O seguinte artigo foi publicado nos anos 90 num jornal português já desaparecido: O Independente. "US Índex" é o título e Paulo Anunciação, naquela altura correspondente do jornal em Boston, é o autor.
US Índex
Nos Estados Unidos da América, fundamentalistas cristãs, activistas negros, conservadores, liberais, nacionalistas ou simplesmente puritanos encontram cada vez mais motivos para afastar livros das escolas e bibliotecas do país.
A liberdade. Mais do que Hollywood ou a MTV, os hamburgers do McDonalds, Walt Disney ou os atletas da NBA ou NFA, os americanos costumam escolher a velha Constituição, de 1787, como o símbolo e orgulho do país. Os seus sete artigos, mais a “Bill of rights” e as emendas aprovadas posteriormente, falam de liberdades, direitos e garantias. A primeira emenda (1791), nomeadamente, costuma ser ensinada e admirada no estrangeiro: nela se prescrevem as inatacáveis liberdades de expressão, de imprensa e de religião.

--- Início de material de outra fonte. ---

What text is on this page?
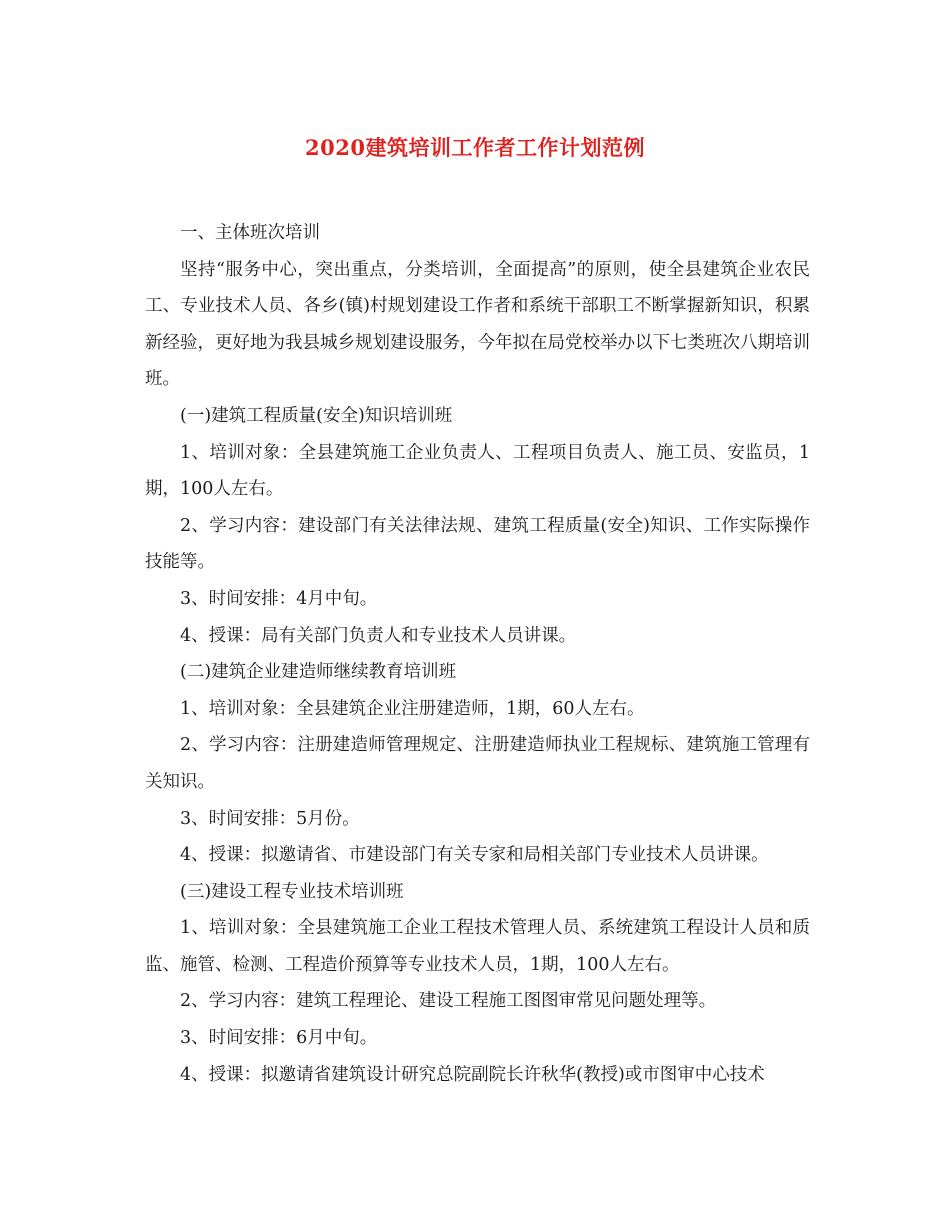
2020建筑培训工作者工作计划范例

一、主体班次培训

坚持“服务中心，突出重点，分类培训，全面提高”的原则，使全县建筑企业农民工、专业技术人员、各乡(镇)村规划建设工作者和系统干部职工不断掌握新知识，积累新经验，更好地为我县城乡规划建设服务，今年拟在局党校举办以下七类班次八期培训班。

(一)建筑工程质量(安全)知识培训班

1、培训对象：全县建筑施工企业负责人、工程项目负责人、施工员、安监员，1期，100人左右。

2、学习内容：建设部门有关法律法规、建筑工程质量(安全)知识、工作实际操作技能等。

3、时间安排：4月中旬。

4、授课：局有关部门负责人和专业技术人员讲课。

(二)建筑企业建造师继续教育培训班

1、培训对象：全县建筑企业注册建造师，1期，60人左右。

2、学习内容：注册建造师管理规定、注册建造师执业工程规标、建筑施工管理有关知识。

3、时间安排：5月份。

4、授课：拟邀请省、市建设部门有关专家和局相关部门专业技术人员讲课。

(三)建设工程专业技术培训班

1、培训对象：全县建筑施工企业工程技术管理人员、系统建筑工程设计人员和质监、施管、检测、工程造价预算等专业技术人员，1期，100人左右。

2、学习内容：建筑工程理论、建设工程施工图图审常见问题处理等。

3、时间安排：6月中旬。

4、授课：拟邀请省建筑设计研究总院副院长许秋华(教授)或市图审中心技术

Até quando, ninguém sabe. Uma onda crescente de “novos inquisidores” tem percorrido o país, de costa a costa, pondo em causa uma das liberdades mais essenciais: ler um livro. A American Library Association, de Chicago, registou 653 casos de censura a livros em bibliotecas, livrarias e estabelecimentos de ensino durante o ano lectivo de 1992-1993. Outra organização, People for the American Way, um grupo sediado em Washington que controla, há uma década, todas as tentativas de censura nos Estados Unidos, apontou 395 atentados (41 por cento deles bem sucedidos) à “liberdade de ler e aprender”.

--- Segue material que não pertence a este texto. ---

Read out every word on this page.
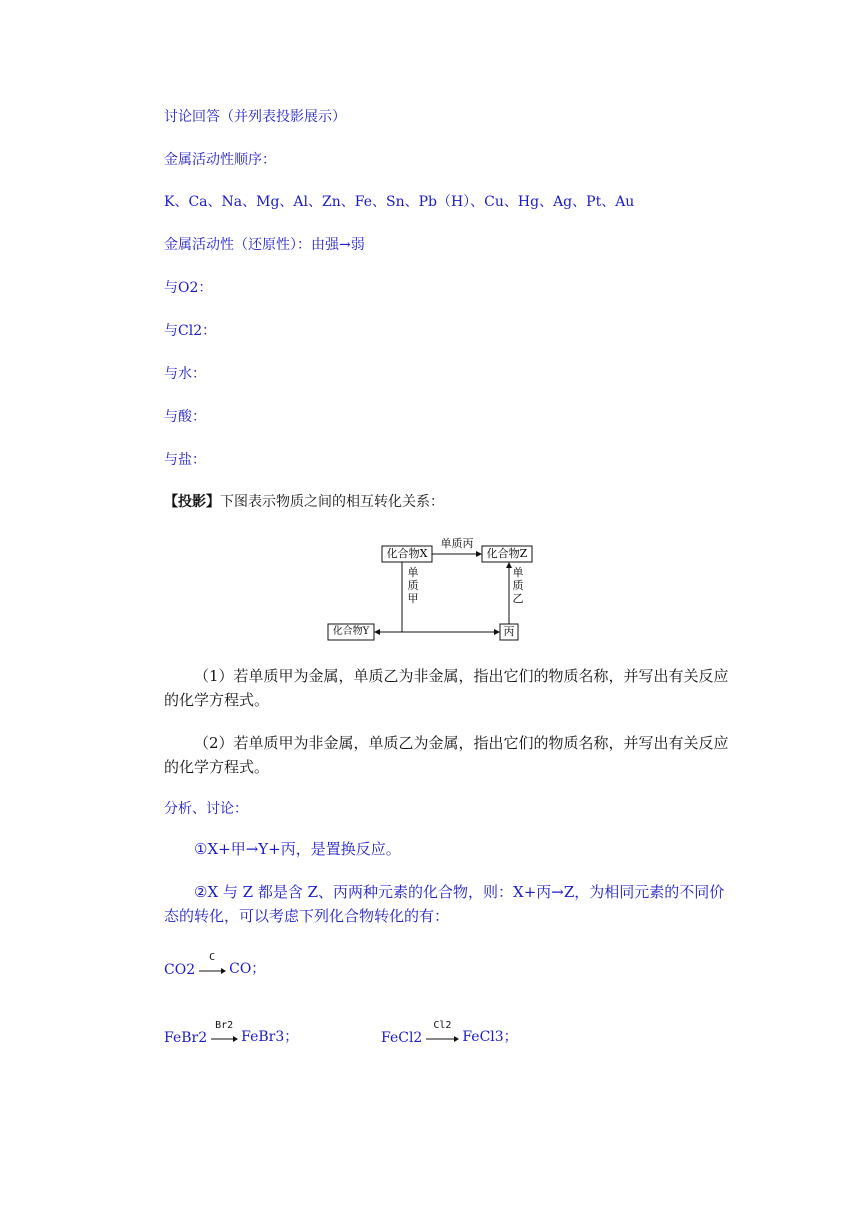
讨论回答（并列表投影展示）
金属活动性顺序：
K、Ca、Na、Mg、Al、Zn、Fe、Sn、Pb（H）、Cu、Hg、Ag、Pt、Au
金属活动性（还原性）：由强→弱
与O2：
与Cl2：
与水：
与酸：
与盐：
【投影】下图表示物质之间的相互转化关系：
化合物X	化合物Z
化合物Y	丙
单质丙
单
质
甲
单
质
乙
（1）若单质甲为金属，单质乙为非金属，指出它们的物质名称，并写出有关反应的化学方程式。
（2）若单质甲为非金属，单质乙为金属，指出它们的物质名称，并写出有关反应的化学方程式。
分析、讨论：
①X+甲→Y+丙，是置换反应。
②X 与 Z 都是含 Z、丙两种元素的化合物，则：X+丙→Z，为相同元素的不同价态的转化，可以考虑下列化合物转化的有：
CO2
C
CO；
FeBr2
Br2
FeBr3；	FeCl2
Cl2
FeCl3；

Este foi o pior ano de sempre, com 50 por cento de aumento no número de casos registados. Eles têm origem em fanáticos anti-racistas, liberais, fundamentalistas de esquerda e de direita, anti-sexistas, mas –sobretudo– no grupo crescente de movimentos religiosos de direita. “Há lugar para a censura, por razões de segurança ou porque um livro é manifestamente inapropriado. Temos que defender os padrões morais da nossa sociedade”, justificava-se o reverendo Robert Simonds, grande líder da National Association of Christian Education”.

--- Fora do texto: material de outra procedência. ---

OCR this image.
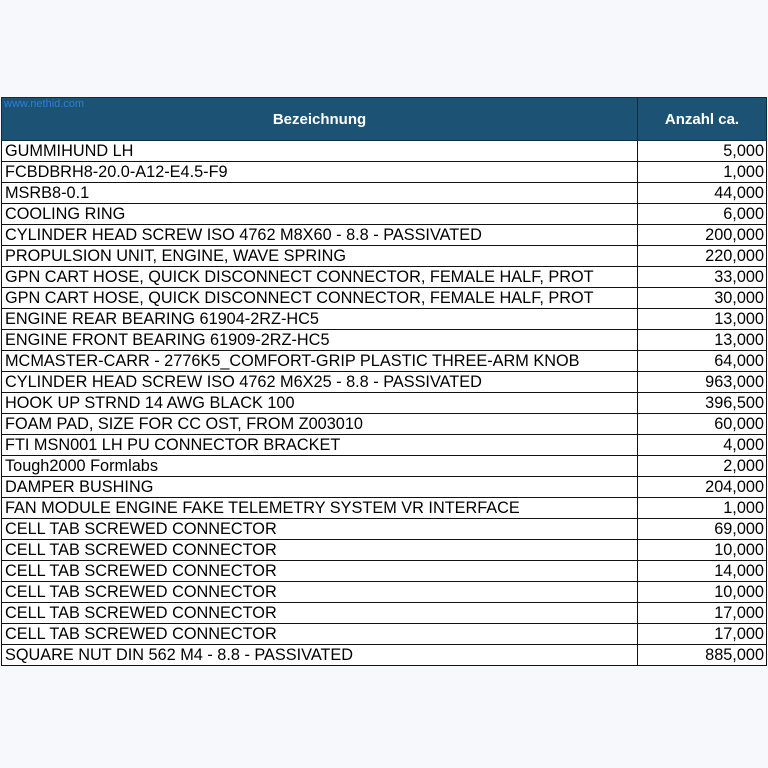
www.nethid.com
Bezeichnung	Anzahl ca.
GUMMIHUND LH	5,000
FCBDBRH8-20.0-A12-E4.5-F9	1,000
MSRB8-0.1	44,000
COOLING RING	6,000
CYLINDER HEAD SCREW ISO 4762 M8X60 - 8.8 - PASSIVATED	200,000
PROPULSION UNIT, ENGINE, WAVE SPRING	220,000
GPN CART HOSE, QUICK DISCONNECT CONNECTOR, FEMALE HALF, PROT	33,000
GPN CART HOSE, QUICK DISCONNECT CONNECTOR, FEMALE HALF, PROT	30,000
ENGINE REAR BEARING 61904-2RZ-HC5	13,000
ENGINE FRONT BEARING 61909-2RZ-HC5	13,000
MCMASTER-CARR - 2776K5_COMFORT-GRIP PLASTIC THREE-ARM KNOB	64,000
CYLINDER HEAD SCREW ISO 4762 M6X25 - 8.8 - PASSIVATED	963,000
HOOK UP STRND 14 AWG BLACK 100	396,500
FOAM PAD, SIZE FOR CC OST, FROM Z003010	60,000
FTI MSN001 LH PU CONNECTOR BRACKET	4,000
Tough2000 Formlabs	2,000
DAMPER BUSHING	204,000
FAN MODULE ENGINE FAKE TELEMETRY SYSTEM VR INTERFACE	1,000
CELL TAB SCREWED CONNECTOR	69,000
CELL TAB SCREWED CONNECTOR	10,000
CELL TAB SCREWED CONNECTOR	14,000
CELL TAB SCREWED CONNECTOR	10,000
CELL TAB SCREWED CONNECTOR	17,000
CELL TAB SCREWED CONNECTOR	17,000
SQUARE NUT DIN 562 M4 - 8.8 - PASSIVATED	885,000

Toca a queimar, rasgar, riscar e proibir. Autores como Hemingway, Shaw, Tchekhov –com a simples justificação de que ele era “russo”–, Huxley e Camus; ou a figura de “Hamlet”, porque era “um porco anti-semita”. Ninguém escapa. Os exemplos, por vezes, roçam o ridículo. Where’s Waldo? foi banido de uma biblioteca de Long Island porque uma mãe, preocupada com a educação do filho menor, descobriu nele uma figurinha que mostrava meio seio destapado. A figura –uma entre dezenas– não é maior do que uma meia unha, na dupla página de Waldo On the Beach. Edgar Rice Burroughs e o seu clássico Tarzan of the Apes não tiveram melhor sorte. Justificação: Tarzan vivia em pecado com Jane. Há quem chegue ao ponto, até, de reescrever clássicos como As Aventuras de Huckleberry Finn, por exemplo, e publicar versões “políticamente correctas” (um autor negro, Irving Wallace, editou recentemente uma versão “corrigida” com o título The Adventures of Huckleberry Finn, (Adapted). A obra, considerada por muitos como a primeira e melhor de toda a literatura norte-americana, seria “inaceitável” porque inclui vezes demais a palavra “nigger”. Outros, mais rebuscados ainda, encontraram no livro uma verdadeira (e perigosa) apologia da homossexualidade. Tudo porque num trecho do livro o escravo Jim diz para o seu amiguinho Huck: “I’ll meet you back at the raft, Huck honey”. Seus malandros.
ALGUNS DOS LIVROS CONTESTADOS OU CENSURADOS EM BIBLIOTECAS, ESCOLAS E LICEUS DOS ESTADOS UNIDOS DA AMÉRICA NO ANO DE 1992-1993
The Cabbages Are Chasing The Rabbits — Censurado em Deer Ridge (Indiana) porque “pode fomentar animosidade contra os caçadores”.
Bless me, Ultima — Queixas em vários liceus em Califórnia. “O livro contém muitas referências obscenas e satánicas, além de palavrões em espanhol. Glorifica a bruxaria e a morte”.
Fahrenheit 451 — Num liceu de Califórnia foi distribuído aos estudantes com todos os “damn” e “hell” tapados com tinta negra. O tema deste livro –curiosamente– é a censura.
The Goats — Retirado de uma biblioteca escolar em Prosser (Washington) porque num dos capítulos relata-se o salvamento de uma menina nua.